La tragedia de la calle San Martín provocó gran conmoción en los habitantes de Capital. Mientras los familiares buscan responsables, desde el Concejo Deliberante analizan -mediante un proyecto de ordenanza- sanciones más severas para aquellas empresas constructoras que incumplen con las normas.
Con el objetivo de analizar el proyecto de Ordenanza, el concejal Agustín Payes (preside Legislación y es autor del proyecto) y Marta Gómez (es titular de Obras) fueron los encargados de moderar la charla que se realizó en el recinto del Concejo Deliberante.
Cada una de las partes analizó la iniciativa y dejó plasmada su opinión respecto a las falencias existentes en algunas edificaciones en la ciudad.
El artículo cuarto del proyecto fue el más debatido. En este punto el autor del proyecto hace hincapié en la “demolición” de aquellas obras en las que se incurran en reiteradas infracciones. Clara Reina, Juez en lo Civil y Comercial, dijo que este articulo es muy ambiguo. “Exhorto a Payes a que revea este punto porque se podría incurrir en errores de competencias”, dijo a época la magistrada.
Por su parte el Juez Correccional Nº2 Juan José Cocchia dejó en claro que el Municipio capitalino tiene facultades para la suspensión de obras particulares y si es necesario para la demolición de la misma.
Según el hombre del Derecho, la Comuna debería mediante una resolución, dar aviso a los propietarios de las sanciones que les corresponde. En el caso de que se decida proceder a una demolición, deberá pedir a la Justicia una orden de allanamiento para proceder a la destrucción de las construcciones que no cumplan con las normas vigentes.
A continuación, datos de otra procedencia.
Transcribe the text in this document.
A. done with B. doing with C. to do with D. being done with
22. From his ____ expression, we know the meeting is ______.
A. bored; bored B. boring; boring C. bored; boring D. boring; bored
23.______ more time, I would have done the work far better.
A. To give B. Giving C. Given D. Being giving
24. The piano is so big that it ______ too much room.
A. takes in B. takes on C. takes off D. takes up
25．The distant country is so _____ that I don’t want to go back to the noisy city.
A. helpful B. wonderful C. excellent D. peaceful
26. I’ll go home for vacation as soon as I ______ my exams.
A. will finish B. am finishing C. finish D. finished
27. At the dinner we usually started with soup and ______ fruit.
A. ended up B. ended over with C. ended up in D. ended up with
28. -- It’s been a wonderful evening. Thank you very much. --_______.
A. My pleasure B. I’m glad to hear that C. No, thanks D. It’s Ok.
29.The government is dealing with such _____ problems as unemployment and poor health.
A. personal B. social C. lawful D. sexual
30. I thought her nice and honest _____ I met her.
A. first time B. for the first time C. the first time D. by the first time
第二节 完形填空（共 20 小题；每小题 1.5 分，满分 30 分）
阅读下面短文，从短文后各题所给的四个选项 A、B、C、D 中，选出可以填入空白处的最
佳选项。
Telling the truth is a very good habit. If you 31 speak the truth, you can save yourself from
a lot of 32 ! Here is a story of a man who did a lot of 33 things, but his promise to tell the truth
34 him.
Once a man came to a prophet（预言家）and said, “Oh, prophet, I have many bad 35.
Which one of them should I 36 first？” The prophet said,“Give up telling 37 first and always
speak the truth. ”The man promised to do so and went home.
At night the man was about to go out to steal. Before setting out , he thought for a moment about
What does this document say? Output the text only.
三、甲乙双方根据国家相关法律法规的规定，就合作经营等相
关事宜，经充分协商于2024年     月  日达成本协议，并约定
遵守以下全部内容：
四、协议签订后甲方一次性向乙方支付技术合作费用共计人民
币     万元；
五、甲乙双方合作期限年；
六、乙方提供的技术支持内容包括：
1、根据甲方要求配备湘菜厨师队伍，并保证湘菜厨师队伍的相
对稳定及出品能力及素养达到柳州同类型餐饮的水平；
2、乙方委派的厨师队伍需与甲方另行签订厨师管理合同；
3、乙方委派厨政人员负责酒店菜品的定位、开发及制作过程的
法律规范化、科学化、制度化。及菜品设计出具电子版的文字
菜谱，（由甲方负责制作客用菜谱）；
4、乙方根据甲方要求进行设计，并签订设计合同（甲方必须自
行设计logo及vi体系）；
Para justificar su postura, Cocchia citó el artículo 225 inciso 10 de la Constitución provincial. En ese punto de la carta magna se remarca que “los municipios deberán imponer multas y sanciones propias del poder de policía, y decretar, de acuerdo a las leyes y ordenanzas respectivas, la cláusula de locales, desalojo por peligro de derrumbe, suspensión o demolición de construcciones, destrucción, decomiso y secuestro de bienes y de mercaderías en malas condiciones, recabando para ello las órdenes de allanamiento correspondientes y uso de la fuerza pública, que no podrá serle negado”.
Referentes de la UOCRA y del Poder Judicial coincidieron en que se debe trabajar en conjunto para sacar la mejor norma.